5:13 PM: I like how appropriately open-minded Priya is about dark matter. Here’s what we think it is, but here’s also the limits to how far we’ve tested it, and how robust and successful are the alternatives? We question, but we subject our questions to the appropriate level of scrutiny.
5:15 PM: Who said that?! Who said, “we’ll know what dark matter is in the next ~10 years,” without qualifying that with the necessary, “if we’re lucky?” Priya is talking about WIMPs and axions, which are fashionable, with all possible incarnations of dark matter, which are near-infinite, and those are not the same.
We are looking where we can look, and that’s a very smart and valuable effort. But if it’s “none of the above,” that won’t necessarily cause a rethink of the particle nature of dark matter. We doubt, and we try to verify, but we don’t know what nature is doing. We can only measure what we can measure, and draw provisional conclusions based on what we do (and don’t) see.

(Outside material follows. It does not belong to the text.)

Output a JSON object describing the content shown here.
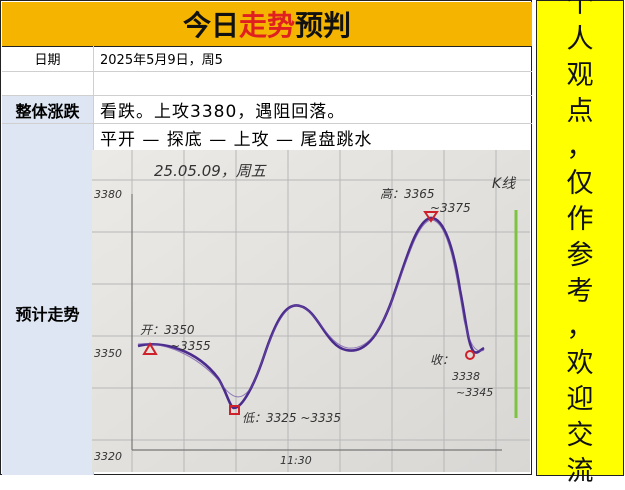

5:18 PM: Fun question: what will we think is a “quaint” idea 100 years from now that’s fashionable today? Priya says, “multiverse,” but she’s also correct: it can’t be empirically substantiated. (Probably.) She also says that our mind imposes limits, but maybe those limits aren’t there. Just like Copernicus couldn’t have imagined spacecraft leaving the Solar System, who knows what we can’t imagine!
5:23 PM: Final question: what’s the most important trait for a successful physics career? She picked two:
- Resilience.
- And the capacity to imagine and dream.
Bam! What a great answer, and a very good talk! Thanks for joining me, and see you back here, well, in just a few hours, when I’ll tell you the story of how the world’s most controversial dark matter experiment has just been, err, handed their hat.